I am trying to fetch artist info from wikipedia using Dbpedia gem https://github.com/farbenmeer/dbpedia
But I am unable to figure out what is the genre of a result item.
Basically I want to modify following function to find out which result is an artist and then return its url:
def self.get_slug(q)
results = Dbpedia.search(q)
result = # Do something to find out the result that is an artist
uri = result.uri rescue ""
return uri
end
The last resort will be for me to scrape each result url and then find out if it is an artist or not based on if there is genre info available.
You could leverage from DBpedia's SPARQL endpoint, rather than scrapping over all results.
Suppose you want a list of everything that has a genre
. You could query:
SELECT DISTINCT ?thing WHERE {
?thing dbpedia-owl:genre ?genre
}
LIMIT 1000
But say you don't want everything, you're looking just for artists. It could be a musician, a painter, an actor, etc.
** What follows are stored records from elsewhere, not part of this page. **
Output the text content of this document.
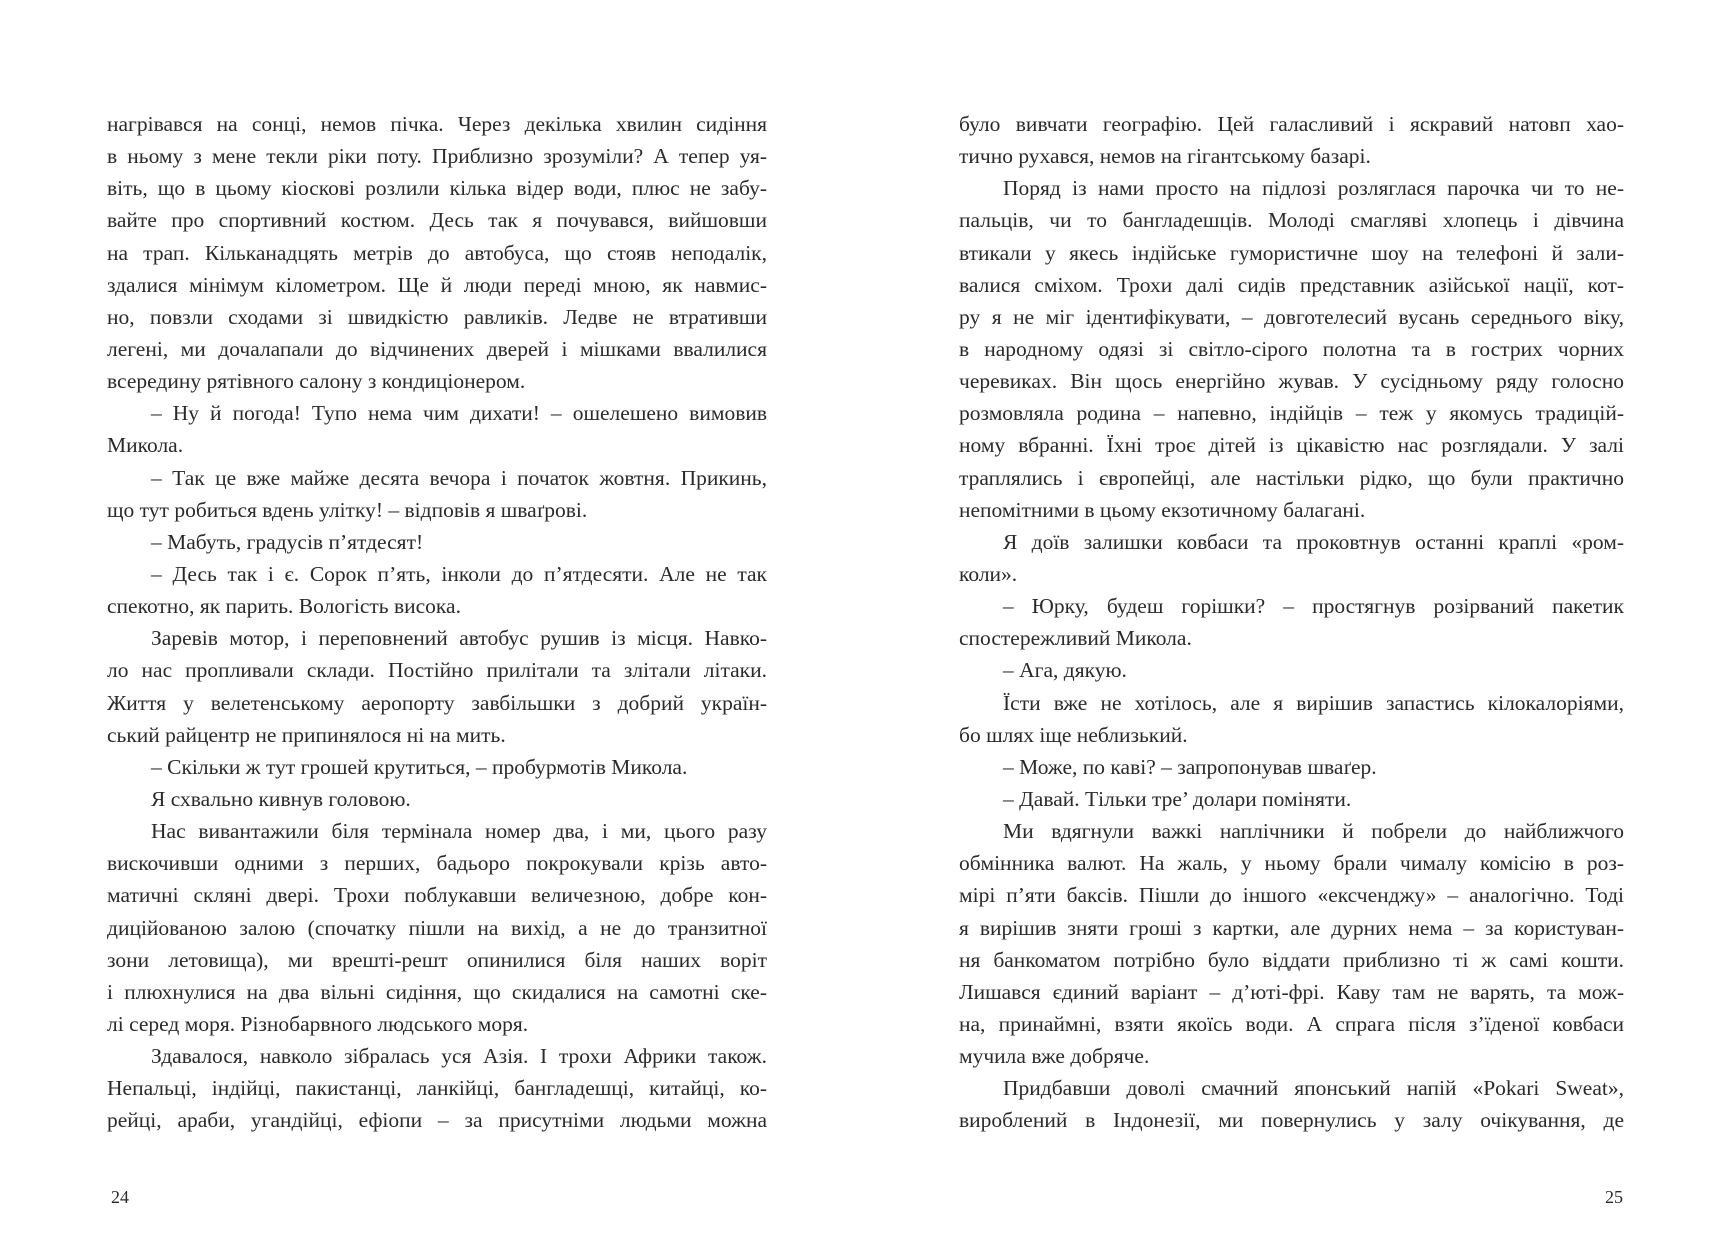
нагрівався на сонці, немов пічка. Через декілька хвилин сидіння
в ньому з мене текли ріки поту. Приблизно зрозуміли? А тепер уя-
віть, що в цьому кіоскові розлили кілька відер води, плюс не забу-
вайте про спортивний костюм. Десь так я почувався, вийшовши
на трап. Кільканадцять метрів до автобуса, що стояв неподалік,
здалися мінімум кілометром. Ще й люди переді мною, як навмис-
но, повзли сходами зі швидкістю равликів. Ледве не втративши
легені, ми дочалапали до відчинених дверей і мішками ввалилися
всередину рятівного салону з кондиціонером.
– Ну й погода! Тупо нема чим дихати! – ошелешено вимовив
Микола.
– Так це вже майже десята вечора і початок жовтня. Прикинь,
що тут робиться вдень улітку! – відповів я шваґрові.
– Мабуть, градусів п’ятдесят!
– Десь так і є. Сорок п’ять, інколи до п’ятдесяти. Але не так
спекотно, як парить. Вологість висока.
Заревів мотор, і переповнений автобус рушив із місця. Навко-
ло нас пропливали склади. Постійно прилітали та злітали літаки.
Життя у велетенському аеропорту завбільшки з добрий україн-
ський райцентр не припинялося ні на мить.
– Скільки ж тут грошей крутиться, – пробурмотів Микола.
Я схвально кивнув головою.
Нас вивантажили біля термінала номер два, і ми, цього разу
вискочивши одними з перших, бадьоро покрокували крізь авто-
матичні скляні двері. Трохи поблукавши величезною, добре кон-
диційованою залою (спочатку пішли на вихід, а не до транзитної
зони летовища), ми врешті-решт опинилися біля наших воріт
і плюхнулися на два вільні сидіння, що скидалися на самотні ске-
лі серед моря. Різнобарвного людського моря.
Здавалося, навколо зібралась уся Азія. І трохи Африки також.
Непальці, індійці, пакистанці, ланкійці, бангладешці, китайці, ко-
рейці, араби, угандійці, ефіопи – за присутніми людьми можна
24
було вивчати географію. Цей галасливий і яскравий натовп хао-
тично рухався, немов на гігантському базарі.
Поряд із нами просто на підлозі розляглася парочка чи то не-
пальців, чи то бангладешців. Молоді смагляві хлопець і дівчина
втикали у якесь індійське гумористичне шоу на телефоні й зали-
валися сміхом. Трохи далі сидів представник азійської нації, кот-
ру я не міг ідентифікувати, – довготелесий вусань середнього віку,
в народному одязі зі світло-сірого полотна та в гострих чорних
черевиках. Він щось енергійно жував. У сусідньому ряду голосно
розмовляла родина – напевно, індійців – теж у якомусь традицій-
ному вбранні. Їхні троє дітей із цікавістю нас розглядали. У залі
траплялись і європейці, але настільки рідко, що були практично
непомітними в цьому екзотичному балагані.
Я доїв залишки ковбаси та проковтнув останні краплі «ром-
коли».
– Юрку, будеш горішки? – простягнув розірваний пакетик
спостережливий Микола.
– Ага, дякую.
Їсти вже не хотілось, але я вирішив запастись кілокалоріями,
бо шлях іще неблизький.
– Може, по каві? – запропонував шваґер.
– Давай. Тільки тре’ долари поміняти.
Ми вдягнули важкі наплічники й побрели до найближчого
обмінника валют. На жаль, у ньому брали чималу комісію в роз-
мірі п’яти баксів. Пішли до іншого «ексченджу» – аналогічно. Тоді
я вирішив зняти гроші з картки, але дурних нема – за користуван-
ня банкоматом потрібно було віддати приблизно ті ж самі кошти.
Лишався єдиний варіант – д’юті-фрі. Каву там не варять, та мож-
на, принаймні, взяти якоїсь води. А спрага після з’їденої ковбаси
мучила вже добряче.
Придбавши доволі смачний японський напій «Pokari Sweat»,
вироблений в Індонезії, ми повернулись у залу очікування, де
25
SELECT DISTINCT ?thing WHERE {
?thing dbpedia-owl:genre ?genre ;
rdf:type dbpedia-owl:Artist
}
LIMIT 1000
Or maybe you just want musicians OR bands:
SELECT DISTINCT ?thing WHERE {
{
?thing dbpedia-owl:genre ?genre ;
rdf:type dbpedia-owl:Band
}
UNION
{
?thing dbpedia-owl:genre ?genre ;
a dbpedia-owl:MusicalArtist # `a` is a shortcut for `rdf:type`
}
}
LIMIT 1000
Ultimately, you want musicians or bands that have "mega" in their names, e.g. Megadeath or Megan White, along with the URL of the resource.
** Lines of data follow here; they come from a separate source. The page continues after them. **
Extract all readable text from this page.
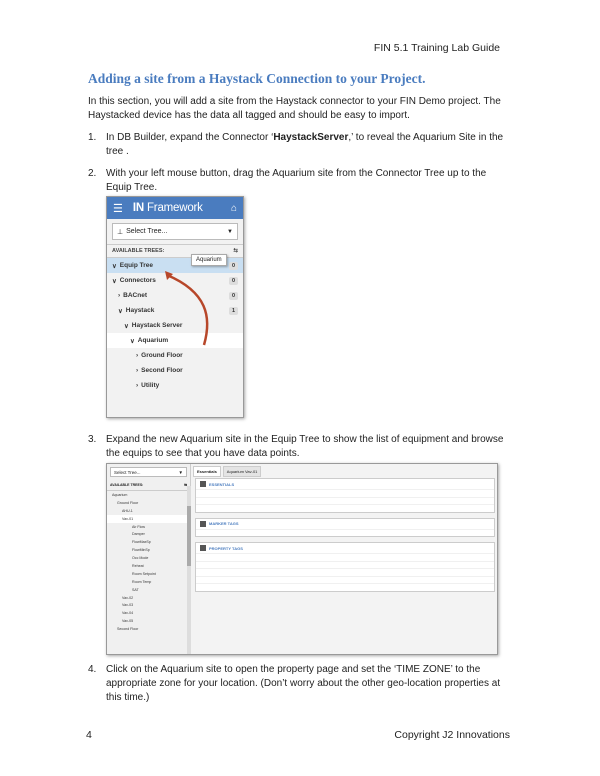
FIN 5.1 Training Lab Guide
Adding a site from a Haystack Connection to your Project.
In this section, you will add a site from the Haystack connector to your FIN Demo project. The Haystacked device has the data all tagged and should be easy to import.
1. In DB Builder, expand the Connector ‘HaystackServer,’ to reveal the Aquarium Site in the tree .
2. With your left mouse button, drag the Aquarium site from the Connector Tree up to the Equip Tree.
☰ IN Framework	⌂
⊥ Select Tree...	▼
AVAILABLE TREES:	⇆
∨ Equip Tree	0
∨ Connectors	0
› BACnet	0
∨ Haystack	1
∨ Haystack Server
∨ Aquarium
› Ground Floor
› Second Floor
› Utility
Aquarium
3. Expand the new Aquarium site in the Equip Tree to show the list of equipment and browse the equips to see that you have data points.
Select Tree...	▼
AVAILABLE TREES:	⇆
Aquarium
Ground Floor
AHU-1
Vav-01
Air Flow
Damper
FlowMaxSp
FlowMinSp
Occ Mode
Reheat
Room Setpoint
Room Temp
SAT
Vav-02
Vav-03
Vav-04
Vav-05
Second Floor
Essentials	Aquarium Vav-01
ESSENTIALS
MARKER TAGS
PROPERTY TAGS
4. Click on the Aquarium site to open the property page and set the ‘TIME ZONE’ to the appropriate zone for your location. (Don’t worry about the other geo-location properties at this time.)
4	Copyright J2 Innovations
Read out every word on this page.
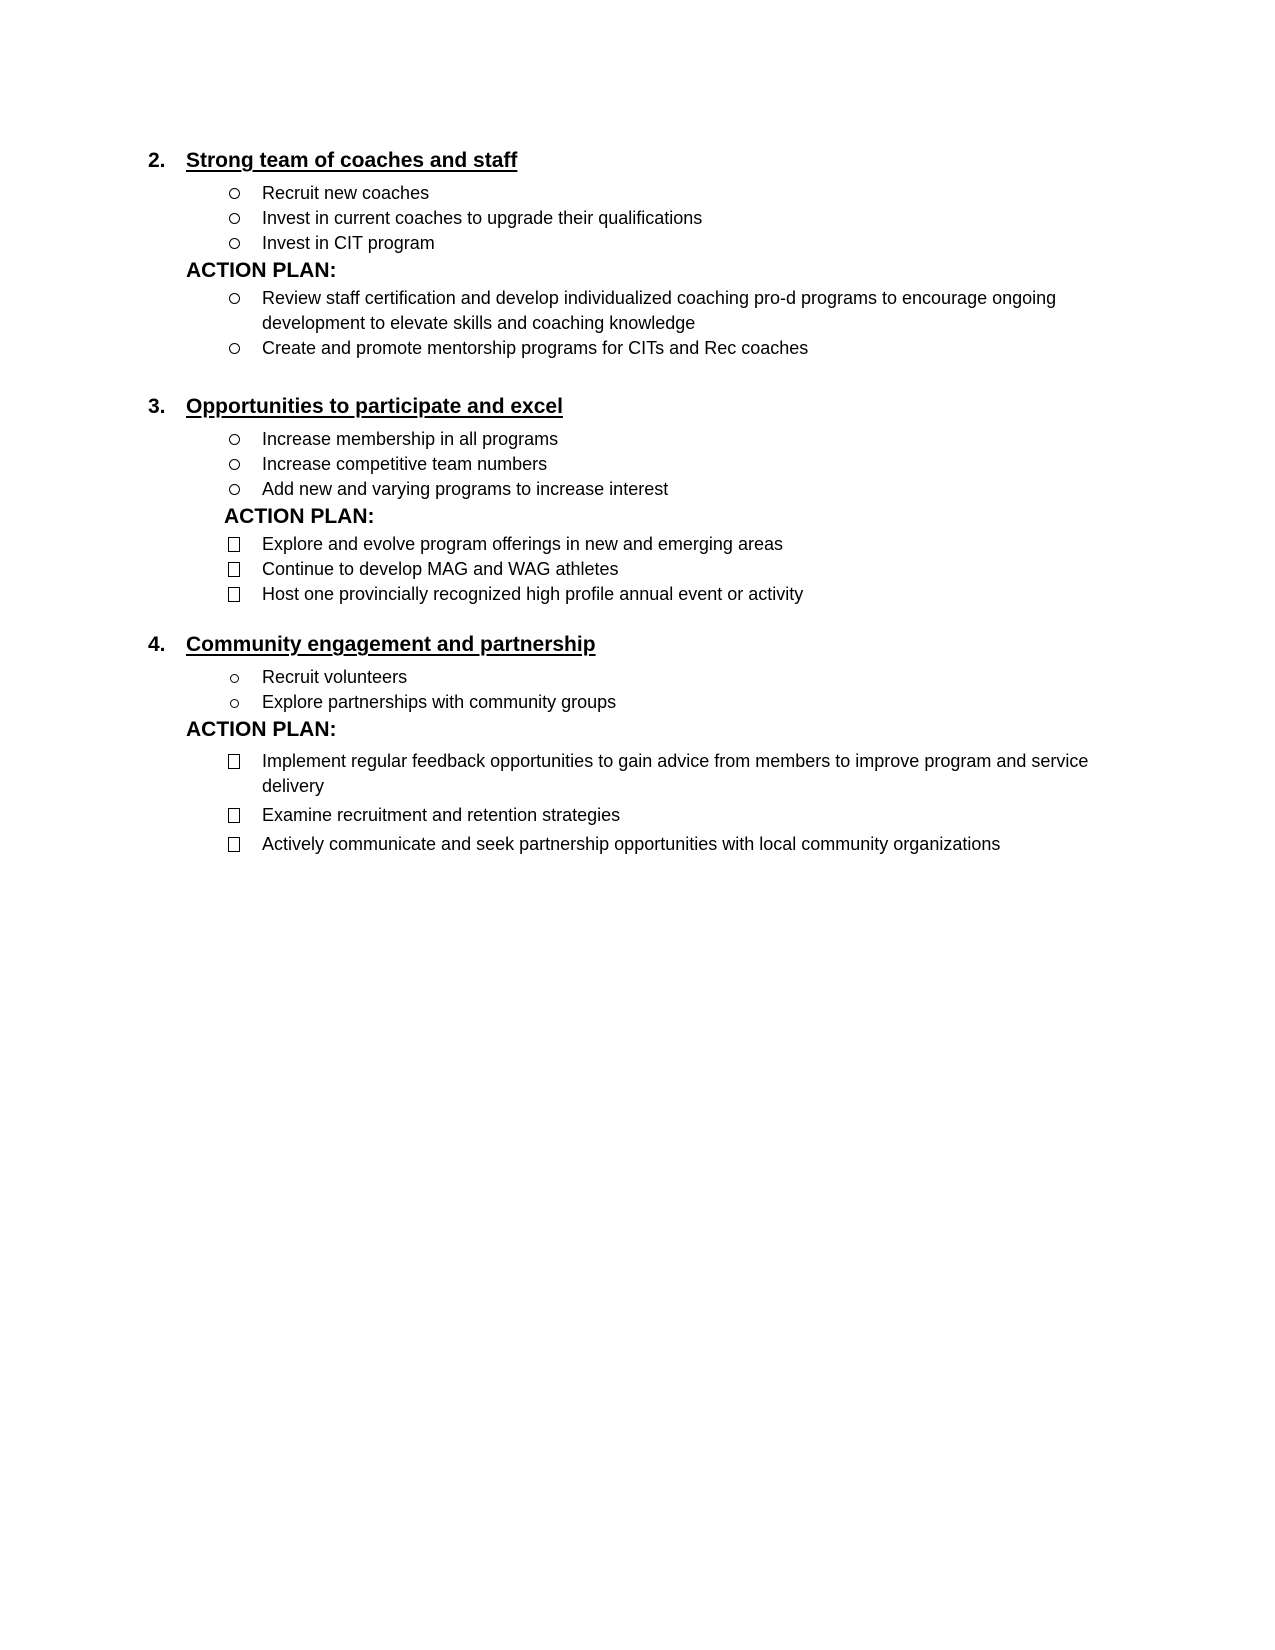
2. Strong team of coaches and staff
Recruit new coaches
Invest in current coaches to upgrade their qualifications
Invest in CIT program
ACTION PLAN:
Review staff certification and develop individualized coaching pro-d programs to encourage ongoing development to elevate skills and coaching knowledge
Create and promote mentorship programs for CITs and Rec coaches
3. Opportunities to participate and excel
Increase membership in all programs
Increase competitive team numbers
Add new and varying programs to increase interest
ACTION PLAN:
Explore and evolve program offerings in new and emerging areas
Continue to develop MAG and WAG athletes
Host one provincially recognized high profile annual event or activity
4. Community engagement and partnership
Recruit volunteers
Explore partnerships with community groups
ACTION PLAN:
Implement regular feedback opportunities to gain advice from members to improve program and service delivery
Examine recruitment and retention strategies
Actively communicate and seek partnership opportunities with local community organizations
SELECT DISTINCT ?thing, ?url, ?genre WHERE {
?thing foaf:name ?name ;
foaf:isPrimaryTopicOf ?url .
?name bif:contains "'mega*'" .
{
?thing dbpedia-owl:genre ?genre ;
a dbpedia-owl:Band
}
UNION
{
?thing dbpedia-owl:genre ?genre ;
a dbpedia-owl:MusicalArtist
}
UNION
{
?thing a <http://umbel.org/umbel/rc/MusicalPerformer>
}
}
LIMIT 1000
Give it a try to this queries using the DBpedia's SPARQL Query Editor.
The dbpedia gem you pointed out, reveals the sparql-client in its API. So, I think you will be able to run all this queries using the #query
method
Dbpedia.sparql.query(query_string)
Best luck!